|Dry pencil applied to a wet surface|
|1/1/20 Trial 1: Caran d'Ache Museum Aquarelle (red 60, yellow 240, |
blue 660) in Stillman & Birn Beta sketchbook
Another challenge is that the paper must be wet enough for the newly applied dry pigment to settle and blend with the previous color but not too wet that the new pigment floats away. If the paper dries too much, the pencil will skid unpleasantly on the damp surface, leaving only a faint trace of pigment, and the point is more likely to damage the paper. It’s a narrow window between wet enough and too dry. This technique requires a high-quality pencil containing lots of pigment. (It’s actually a good test of pigment content; see the comparison chart I made a few years ago, including more info about various techniques.)
Given all these challenges, I tend to use dry-on-wet only when sketching trees or other foliage, where unpredictable results have a better chance of being happy accidents (in the Bob Ross sense). I haven’t used it much at all on still lives, so I gave it a shot on my oddly shaped Cosmic Crisp (which also gave me more opportunities to try some primary triads). In all cases in this post, I used Caran d’Ache Museum Aquarelles so that I could count on high pigment content.
In my first try (top), the blue I chose (which looked so innocuous in the test swatch) turned out to be disastrously dark for the shaded side of the apple when I applied the rich pigment too heavily. I immediately tried again (above) using the same triad, but I applied the blue with a lighter hand.

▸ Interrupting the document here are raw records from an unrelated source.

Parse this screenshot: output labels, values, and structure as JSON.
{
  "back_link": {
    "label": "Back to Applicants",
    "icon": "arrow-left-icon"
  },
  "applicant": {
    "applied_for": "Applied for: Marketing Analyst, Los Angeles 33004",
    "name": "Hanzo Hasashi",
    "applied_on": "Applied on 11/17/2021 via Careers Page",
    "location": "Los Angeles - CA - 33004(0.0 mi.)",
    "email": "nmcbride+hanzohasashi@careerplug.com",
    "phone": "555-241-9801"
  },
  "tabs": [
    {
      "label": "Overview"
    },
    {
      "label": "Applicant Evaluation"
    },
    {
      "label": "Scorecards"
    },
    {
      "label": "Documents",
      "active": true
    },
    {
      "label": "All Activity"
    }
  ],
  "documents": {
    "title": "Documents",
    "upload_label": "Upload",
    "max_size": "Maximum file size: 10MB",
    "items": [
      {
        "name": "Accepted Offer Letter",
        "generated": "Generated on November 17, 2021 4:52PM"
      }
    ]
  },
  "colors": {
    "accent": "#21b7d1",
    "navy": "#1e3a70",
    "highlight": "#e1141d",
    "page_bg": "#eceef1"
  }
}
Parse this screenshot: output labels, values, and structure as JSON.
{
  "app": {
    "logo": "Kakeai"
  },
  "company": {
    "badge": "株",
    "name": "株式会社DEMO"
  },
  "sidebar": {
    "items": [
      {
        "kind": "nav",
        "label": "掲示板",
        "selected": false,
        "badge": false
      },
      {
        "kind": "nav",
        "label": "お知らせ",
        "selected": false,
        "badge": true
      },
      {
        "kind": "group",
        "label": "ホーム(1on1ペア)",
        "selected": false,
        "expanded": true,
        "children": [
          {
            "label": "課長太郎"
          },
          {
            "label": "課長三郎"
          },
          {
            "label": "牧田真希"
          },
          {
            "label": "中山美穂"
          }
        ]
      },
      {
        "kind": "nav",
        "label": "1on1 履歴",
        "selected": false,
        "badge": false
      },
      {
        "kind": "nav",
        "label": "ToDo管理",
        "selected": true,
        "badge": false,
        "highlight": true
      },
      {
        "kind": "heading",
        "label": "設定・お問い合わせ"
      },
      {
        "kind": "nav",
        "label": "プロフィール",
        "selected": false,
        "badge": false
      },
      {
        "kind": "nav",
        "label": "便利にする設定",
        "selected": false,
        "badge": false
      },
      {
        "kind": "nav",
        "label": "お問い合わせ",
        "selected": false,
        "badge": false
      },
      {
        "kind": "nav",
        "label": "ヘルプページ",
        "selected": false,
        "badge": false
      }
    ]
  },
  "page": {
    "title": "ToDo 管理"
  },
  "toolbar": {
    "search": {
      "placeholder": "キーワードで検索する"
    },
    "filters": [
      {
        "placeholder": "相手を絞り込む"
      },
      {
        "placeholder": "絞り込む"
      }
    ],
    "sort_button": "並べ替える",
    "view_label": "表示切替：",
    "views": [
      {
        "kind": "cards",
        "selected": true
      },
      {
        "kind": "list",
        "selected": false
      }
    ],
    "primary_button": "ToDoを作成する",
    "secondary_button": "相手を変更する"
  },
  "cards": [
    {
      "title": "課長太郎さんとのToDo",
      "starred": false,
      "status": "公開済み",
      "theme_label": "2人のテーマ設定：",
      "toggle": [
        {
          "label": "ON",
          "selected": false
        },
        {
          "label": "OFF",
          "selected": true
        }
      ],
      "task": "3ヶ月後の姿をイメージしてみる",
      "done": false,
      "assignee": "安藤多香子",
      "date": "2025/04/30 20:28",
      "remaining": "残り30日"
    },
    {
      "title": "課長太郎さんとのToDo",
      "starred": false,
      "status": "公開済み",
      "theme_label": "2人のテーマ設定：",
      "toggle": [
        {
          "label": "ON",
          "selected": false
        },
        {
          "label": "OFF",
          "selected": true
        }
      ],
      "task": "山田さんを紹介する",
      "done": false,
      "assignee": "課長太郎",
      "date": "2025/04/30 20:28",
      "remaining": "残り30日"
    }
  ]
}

A little better, but the paper had started to dry by the time I applied the red, so more of the rough pencil strokes are apparent.
|1/2/20 Trial 3: Caran d'Ache Museum Aquarelle (red 560, yellow 10, |
blue 162) in Stillman & Birn Beta sketchbook
Using a different triad, I got slightly better results on my third try (at right), though the paper reflection under the apple turned muddy. I thought this technique would be faster than my usual dry-on-dry-then-wet approach, and it was – until I had to wait for the paper to dry completely before I could apply more dry pigment.
I’m not happy with any of these tries, and I’d need a lot more practice with this painterly technique to get better results. As with other painterly approaches I’ve taken, I miss being able to render the form with the shape of the pencil stroke. With pencil “paint,” I have to rely more on effective shading to shape the apple, and I have only about a minute to do it while the paper is still wet. I’m a fast sketcher, but not that fast!